Maurício Valeixo, diretor-geral da Polícia Federal
Maurício Valeixo, diretor-geral da Polícia Federal -
Brasília A direção da Polícia Federal começou a fechar o cerco aos policiais, delegados e servidores de todas as áreas da corporação em relação às condutas nas redes sociais. A Portaria 10.754, editada na última terça-feira pelo diretor-geral, delegado Maurício Valeixo, institui o grupo de trabalho para "apresentar minuta de regulamentação para uso dos símbolos, distintivos, insígnias, uniformes, viaturas caracterizadas ou quaisquer objetos que contenham símbolos da Polícia Federal por servidores em publicações de fotografias ou vídeos em perfis de redes sociais – pessoais ou privadas (sic)".
A medida abrange também sites pessoais ou de instituições. O grupo de trabalho conta com 14 profissionais, entre policiais e delegados, e terá 60 dias para apresentar as normas.

Recado dado
O recado é claro para os que estão usando a marca da PF para fins de promoção pessoal, política ou mercadológica. E já há agentes monitorados na internet.

Tão perto
Um agente da PF, por exemplo, do staff da escolta pessoal do ministro da Justiça, Sérgio Moro, é citado internamente como um case a ser orientado ou até punido.

Risco
O agente se exibe nas redes sociais e coloca toda a equipe em risco. Há casos também de policiais que usam a posição para se vangloriar, vender cursos de segurança.

Palanqueiros
Mas a principal meta é barrar os policiais e delegados que eventualmente estejam usando a PF como um palanque pré-eleitoral para as campanhas de 2020 e 22.

Fala, TSE!
O início de 2020, ano eleitoral, será quente no Tribunal Superior Eleitoral, que terá de responder questionamentos do deputado federal Roberto de Lucena sobre brechas jurídicas em regras. Uma delas: "Um partido que tenha iniciado o processo de coleta das assinaturas antes de 2013 (dois anos antes da edição da lei) e se proponha a dar entrada no registro de seu estatuto junto ao TSE, depois de entrar em vigor a Lei nº 13.165, de 2015, irá satisfazer as exigências da legislação?"

Mais essa
Outra: "As assinaturas coletadas anteriormente a 2015 por eleitores já filiados a outros partidos políticos serão válidas para satisfazer as exigências da nova legislação?". Mais: "As novas exigências da lei de 2015 em relação ao prazo de dois anos começam a contar a partir do momento em que o partido adquire personalidade jurídica na forma da lei civil?". Com a palavra, os togados.

2020 juridiquês
Fato é que, independentemente das respostas, as questões supracitadas podem abrir um longo debate sobre regulamentações para criação de partidos e sobre os já existentes.
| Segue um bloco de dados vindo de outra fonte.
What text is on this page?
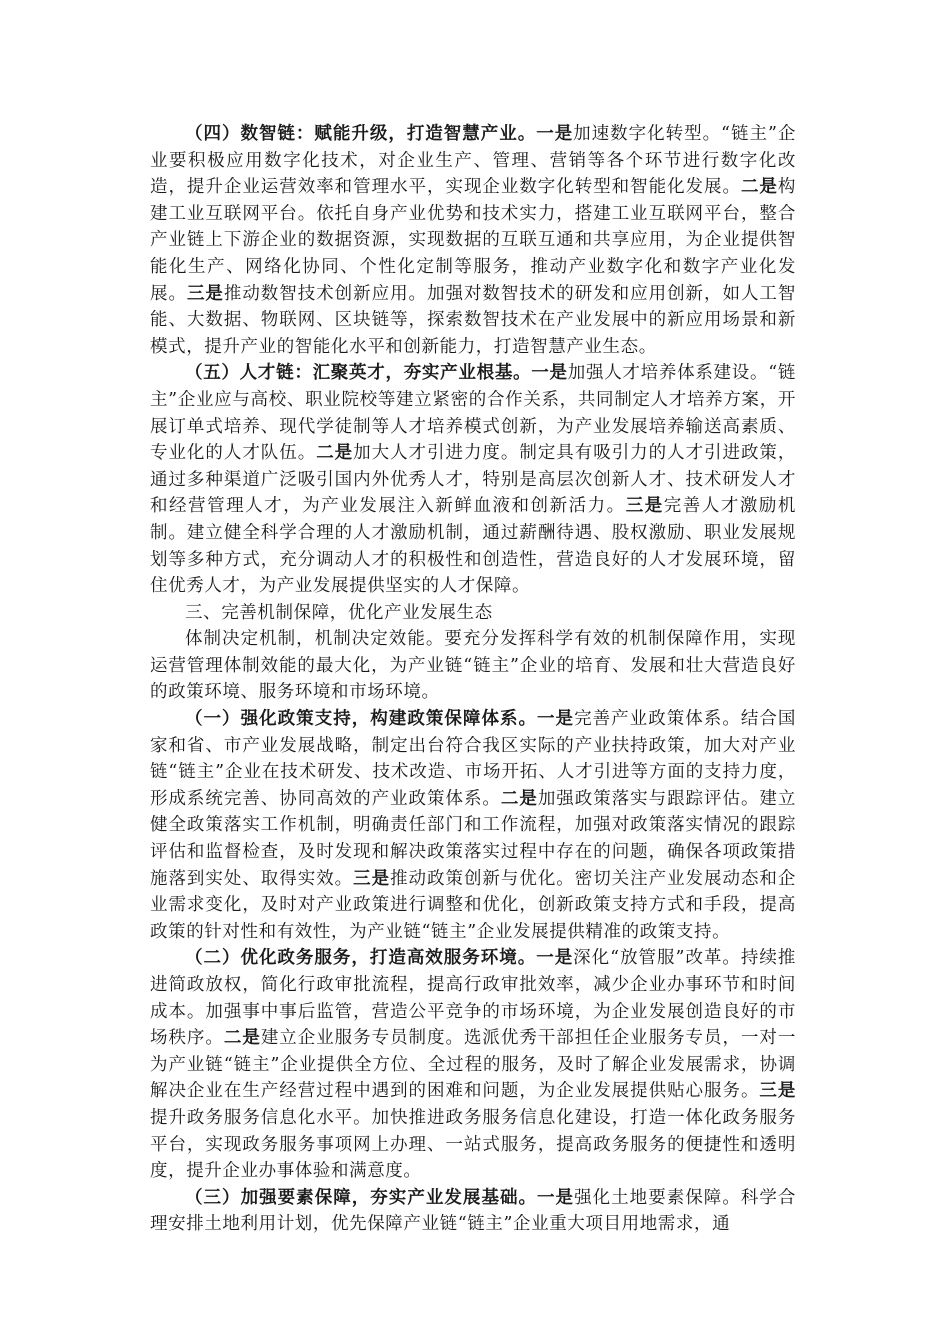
（四）数智链：赋能升级，打造智慧产业。一是加速数字化转型。“链主”企业要积极应用数字化技术，对企业生产、管理、营销等各个环节进行数字化改造，提升企业运营效率和管理水平，实现企业数字化转型和智能化发展。二是构建工业互联网平台。依托自身产业优势和技术实力，搭建工业互联网平台，整合产业链上下游企业的数据资源，实现数据的互联互通和共享应用，为企业提供智能化生产、网络化协同、个性化定制等服务，推动产业数字化和数字产业化发展。三是推动数智技术创新应用。加强对数智技术的研发和应用创新，如人工智能、大数据、物联网、区块链等，探索数智技术在产业发展中的新应用场景和新模式，提升产业的智能化水平和创新能力，打造智慧产业生态。

（五）人才链：汇聚英才，夯实产业根基。一是加强人才培养体系建设。“链主”企业应与高校、职业院校等建立紧密的合作关系，共同制定人才培养方案，开展订单式培养、现代学徒制等人才培养模式创新，为产业发展培养输送高素质、专业化的人才队伍。二是加大人才引进力度。制定具有吸引力的人才引进政策，通过多种渠道广泛吸引国内外优秀人才，特别是高层次创新人才、技术研发人才和经营管理人才，为产业发展注入新鲜血液和创新活力。三是完善人才激励机制。建立健全科学合理的人才激励机制，通过薪酬待遇、股权激励、职业发展规划等多种方式，充分调动人才的积极性和创造性，营造良好的人才发展环境，留住优秀人才，为产业发展提供坚实的人才保障。

三、完善机制保障，优化产业发展生态

体制决定机制，机制决定效能。要充分发挥科学有效的机制保障作用，实现运营管理体制效能的最大化，为产业链“链主”企业的培育、发展和壮大营造良好的政策环境、服务环境和市场环境。

（一）强化政策支持，构建政策保障体系。一是完善产业政策体系。结合国家和省、市产业发展战略，制定出台符合我区实际的产业扶持政策，加大对产业链“链主”企业在技术研发、技术改造、市场开拓、人才引进等方面的支持力度，形成系统完善、协同高效的产业政策体系。二是加强政策落实与跟踪评估。建立健全政策落实工作机制，明确责任部门和工作流程，加强对政策落实情况的跟踪评估和监督检查，及时发现和解决政策落实过程中存在的问题，确保各项政策措施落到实处、取得实效。三是推动政策创新与优化。密切关注产业发展动态和企业需求变化，及时对产业政策进行调整和优化，创新政策支持方式和手段，提高政策的针对性和有效性，为产业链“链主”企业发展提供精准的政策支持。

（二）优化政务服务，打造高效服务环境。一是深化“放管服”改革。持续推进简政放权，简化行政审批流程，提高行政审批效率，减少企业办事环节和时间成本。加强事中事后监管，营造公平竞争的市场环境，为企业发展创造良好的市场秩序。二是建立企业服务专员制度。选派优秀干部担任企业服务专员，一对一为产业链“链主”企业提供全方位、全过程的服务，及时了解企业发展需求，协调解决企业在生产经营过程中遇到的困难和问题，为企业发展提供贴心服务。三是提升政务服务信息化水平。加快推进政务服务信息化建设，打造一体化政务服务平台，实现政务服务事项网上办理、一站式服务，提高政务服务的便捷性和透明度，提升企业办事体验和满意度。

（三）加强要素保障，夯实产业发展基础。一是强化土地要素保障。科学合理安排土地利用计划，优先保障产业链“链主”企业重大项目用地需求，通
Não trava a disputa eleitoral, mas pode definir muitos rumos no segundo semestre.

$erviços
Os maiores empresários do setor de serviços no Brasil – que responde por boa parte do PIB nacional – estão brabos com o ministério da Economia, que tem freado demandas já muito avançadas entre o Palácio do Planalto e o Congresso Nacional. nota

Grita federal
A frente suprapartidária representante do setor reclama, em especial, da reforma do PIS/Cofins, que trava o mercado. Capitaneia o grupo está o deputado federal Laércio Oliveira, presidente da Frente Parlamentar do Setor de Serviços

Família Campos
Pitu é um camarão de água doce. Mas, na gíria popular, significa dizer que uma pessoa confirma que está de um lado mas vai para o outro. Isso é o comentário geral na roda política de Pernambuco sobre a atitude da ministra do TCU Ana Arraes ao criticar seu neto, o deputado federal João Campos, e ficar do lado do seu filho Antônio Campos.